1. A method for cross-linking a biopolymer which comprises the steps of: (a) contacting said biopolymer with an effective amount of a secoiridoid-containing cross-linking agent to cross-link said biopolymer; and, optionally, (b) collecting the cross-linked biopolymer product resulting from step (a).

2. The method according to claim 1 wherein the secoiridoid-containing cross- linking agent comprises an aglycone from a glycoside selected from the group of oleuropein, demethyloleuropein, and ligustroside.

3. The method according to claim 1 or 2 wherein the secoiridoid-containing cross- linking agent is activated by treatment with a deglycosylating agent during or prior to the cross- linking reaction.

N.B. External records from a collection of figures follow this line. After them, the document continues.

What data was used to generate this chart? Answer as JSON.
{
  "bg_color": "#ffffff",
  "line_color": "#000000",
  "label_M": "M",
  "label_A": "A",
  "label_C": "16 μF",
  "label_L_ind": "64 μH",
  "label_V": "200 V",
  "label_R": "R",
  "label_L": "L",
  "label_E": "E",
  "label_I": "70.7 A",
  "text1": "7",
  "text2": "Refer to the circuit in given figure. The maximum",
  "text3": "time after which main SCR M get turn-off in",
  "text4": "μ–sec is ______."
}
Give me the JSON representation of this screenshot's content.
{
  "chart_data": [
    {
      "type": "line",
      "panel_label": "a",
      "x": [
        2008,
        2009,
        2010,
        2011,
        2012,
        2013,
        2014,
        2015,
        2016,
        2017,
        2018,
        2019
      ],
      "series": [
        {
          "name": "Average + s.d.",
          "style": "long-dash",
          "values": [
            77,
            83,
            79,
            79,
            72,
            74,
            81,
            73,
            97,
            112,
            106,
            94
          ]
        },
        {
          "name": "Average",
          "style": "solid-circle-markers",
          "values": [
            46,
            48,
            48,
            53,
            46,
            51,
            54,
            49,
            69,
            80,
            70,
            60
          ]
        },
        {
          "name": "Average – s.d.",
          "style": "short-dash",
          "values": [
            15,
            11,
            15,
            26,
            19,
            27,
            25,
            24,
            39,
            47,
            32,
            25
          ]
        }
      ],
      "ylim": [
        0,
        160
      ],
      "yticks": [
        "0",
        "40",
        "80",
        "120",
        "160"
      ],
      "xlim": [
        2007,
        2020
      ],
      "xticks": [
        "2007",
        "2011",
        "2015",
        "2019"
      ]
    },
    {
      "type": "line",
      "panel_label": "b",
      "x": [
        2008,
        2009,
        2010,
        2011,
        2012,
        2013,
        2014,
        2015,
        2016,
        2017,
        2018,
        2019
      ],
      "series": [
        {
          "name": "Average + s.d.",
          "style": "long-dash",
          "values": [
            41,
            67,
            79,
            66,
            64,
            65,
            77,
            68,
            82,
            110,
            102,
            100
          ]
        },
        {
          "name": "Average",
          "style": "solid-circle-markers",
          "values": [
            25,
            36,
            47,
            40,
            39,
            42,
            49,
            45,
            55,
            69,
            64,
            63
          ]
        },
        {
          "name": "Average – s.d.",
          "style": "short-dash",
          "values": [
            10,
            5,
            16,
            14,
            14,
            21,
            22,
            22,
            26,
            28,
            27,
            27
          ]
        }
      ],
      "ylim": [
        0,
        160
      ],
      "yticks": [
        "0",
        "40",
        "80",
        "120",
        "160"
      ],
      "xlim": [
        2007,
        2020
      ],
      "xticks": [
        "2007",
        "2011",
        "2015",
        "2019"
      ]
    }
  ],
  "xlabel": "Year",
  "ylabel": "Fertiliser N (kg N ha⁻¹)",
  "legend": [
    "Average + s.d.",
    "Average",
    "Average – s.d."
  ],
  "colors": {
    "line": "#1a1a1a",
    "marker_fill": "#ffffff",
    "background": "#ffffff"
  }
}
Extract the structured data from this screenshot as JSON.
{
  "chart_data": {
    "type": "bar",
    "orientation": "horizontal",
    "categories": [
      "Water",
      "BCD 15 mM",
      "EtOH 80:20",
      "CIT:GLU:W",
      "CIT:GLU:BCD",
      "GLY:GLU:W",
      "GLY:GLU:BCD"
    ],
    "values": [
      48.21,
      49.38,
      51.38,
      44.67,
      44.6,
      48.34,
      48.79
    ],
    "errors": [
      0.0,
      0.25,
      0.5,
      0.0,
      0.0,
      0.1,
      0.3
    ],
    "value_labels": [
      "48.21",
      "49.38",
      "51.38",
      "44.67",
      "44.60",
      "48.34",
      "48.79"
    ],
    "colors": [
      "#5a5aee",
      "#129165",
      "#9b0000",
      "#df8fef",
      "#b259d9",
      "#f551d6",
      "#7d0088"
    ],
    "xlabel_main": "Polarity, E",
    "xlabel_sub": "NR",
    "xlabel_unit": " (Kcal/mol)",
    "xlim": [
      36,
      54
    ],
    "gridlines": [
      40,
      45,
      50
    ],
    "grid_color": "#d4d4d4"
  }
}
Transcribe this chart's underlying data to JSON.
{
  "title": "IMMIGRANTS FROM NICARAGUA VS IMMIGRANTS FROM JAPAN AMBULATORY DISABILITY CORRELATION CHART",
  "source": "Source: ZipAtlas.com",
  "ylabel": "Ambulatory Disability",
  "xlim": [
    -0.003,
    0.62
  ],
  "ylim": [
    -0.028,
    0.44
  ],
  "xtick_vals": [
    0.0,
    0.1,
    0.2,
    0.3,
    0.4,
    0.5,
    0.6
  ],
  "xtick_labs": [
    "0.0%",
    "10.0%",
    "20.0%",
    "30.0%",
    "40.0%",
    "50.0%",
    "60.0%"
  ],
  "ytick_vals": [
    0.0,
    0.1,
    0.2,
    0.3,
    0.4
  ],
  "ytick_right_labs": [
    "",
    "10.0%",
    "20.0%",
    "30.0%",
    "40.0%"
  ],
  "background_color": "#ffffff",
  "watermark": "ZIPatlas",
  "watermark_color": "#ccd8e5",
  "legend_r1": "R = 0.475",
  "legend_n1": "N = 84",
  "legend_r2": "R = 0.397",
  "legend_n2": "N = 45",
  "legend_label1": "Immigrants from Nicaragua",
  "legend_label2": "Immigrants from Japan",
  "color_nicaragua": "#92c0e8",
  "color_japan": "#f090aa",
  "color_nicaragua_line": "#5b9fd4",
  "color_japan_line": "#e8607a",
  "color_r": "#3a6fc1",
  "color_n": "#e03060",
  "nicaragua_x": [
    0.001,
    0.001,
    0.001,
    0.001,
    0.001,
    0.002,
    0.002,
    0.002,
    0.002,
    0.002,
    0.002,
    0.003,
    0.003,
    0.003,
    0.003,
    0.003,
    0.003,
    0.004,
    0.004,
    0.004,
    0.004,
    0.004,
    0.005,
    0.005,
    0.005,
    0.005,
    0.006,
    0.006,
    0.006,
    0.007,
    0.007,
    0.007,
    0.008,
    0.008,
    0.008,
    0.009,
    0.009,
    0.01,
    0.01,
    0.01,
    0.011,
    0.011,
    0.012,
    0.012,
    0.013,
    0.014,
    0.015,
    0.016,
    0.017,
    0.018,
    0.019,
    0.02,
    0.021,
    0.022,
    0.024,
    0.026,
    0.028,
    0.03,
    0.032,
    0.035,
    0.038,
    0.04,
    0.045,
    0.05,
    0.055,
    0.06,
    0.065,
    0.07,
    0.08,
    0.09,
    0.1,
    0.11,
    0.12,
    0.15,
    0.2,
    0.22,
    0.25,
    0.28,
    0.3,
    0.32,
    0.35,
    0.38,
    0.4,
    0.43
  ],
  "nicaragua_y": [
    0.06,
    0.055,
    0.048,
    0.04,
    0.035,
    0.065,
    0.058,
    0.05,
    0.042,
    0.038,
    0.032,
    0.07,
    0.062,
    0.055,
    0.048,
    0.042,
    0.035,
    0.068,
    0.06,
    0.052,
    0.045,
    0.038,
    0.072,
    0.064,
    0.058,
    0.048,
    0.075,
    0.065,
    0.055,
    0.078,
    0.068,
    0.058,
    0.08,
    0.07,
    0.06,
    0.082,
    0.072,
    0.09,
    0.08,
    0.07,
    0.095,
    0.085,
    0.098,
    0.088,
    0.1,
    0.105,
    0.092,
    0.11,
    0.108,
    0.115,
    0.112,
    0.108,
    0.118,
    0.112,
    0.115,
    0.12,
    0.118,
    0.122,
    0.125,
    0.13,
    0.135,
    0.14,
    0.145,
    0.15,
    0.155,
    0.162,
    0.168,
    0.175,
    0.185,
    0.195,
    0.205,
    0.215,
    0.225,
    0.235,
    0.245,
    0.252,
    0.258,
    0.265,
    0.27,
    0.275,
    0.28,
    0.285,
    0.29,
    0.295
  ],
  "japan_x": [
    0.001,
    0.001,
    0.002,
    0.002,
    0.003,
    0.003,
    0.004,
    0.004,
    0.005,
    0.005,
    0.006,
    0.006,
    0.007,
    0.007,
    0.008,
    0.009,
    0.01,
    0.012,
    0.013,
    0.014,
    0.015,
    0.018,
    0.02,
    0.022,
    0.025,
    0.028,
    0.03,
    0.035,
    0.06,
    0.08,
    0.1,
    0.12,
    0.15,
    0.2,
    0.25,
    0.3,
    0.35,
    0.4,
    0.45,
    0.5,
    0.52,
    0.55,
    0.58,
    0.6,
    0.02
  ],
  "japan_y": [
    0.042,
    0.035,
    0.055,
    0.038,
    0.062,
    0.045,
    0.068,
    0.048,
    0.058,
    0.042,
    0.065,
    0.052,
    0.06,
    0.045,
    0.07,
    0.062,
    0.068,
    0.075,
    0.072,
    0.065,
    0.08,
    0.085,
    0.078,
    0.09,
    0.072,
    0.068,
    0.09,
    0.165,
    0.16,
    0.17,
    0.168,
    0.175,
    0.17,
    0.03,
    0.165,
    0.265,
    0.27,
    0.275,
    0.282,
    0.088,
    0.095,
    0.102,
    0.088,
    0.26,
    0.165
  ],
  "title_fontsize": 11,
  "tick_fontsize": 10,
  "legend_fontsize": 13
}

4. The method according to claim 3 wherein the deglycosylating agent is an enzyme.

5. The method according to claim 4 wherein the enzyme is a β-1 ,6-glucosidase.

6. The method according to claim 3 wherein the deglycosylating agent is a microorganism expressing β-1 ,6-glucosidase activity.

7. The method of any one of claims 1 to 6 wherein said biopolymer is selected from the group consisting of polypeptides and polysaccharides.

8. Use of a secoiridoid derivative as a cross-linking agent for the cross-linking of biopolymers, such as polypeptides and polysaccharides.

9. Use of a secoiridoid derivative according to claim 8 wherein the secoiridoid derivative is activated by deglycosylation.

10. Use of a secoiridoid derivative according to claim 8 or claim 9 wherein the secoiridoid derivative is oleuropein.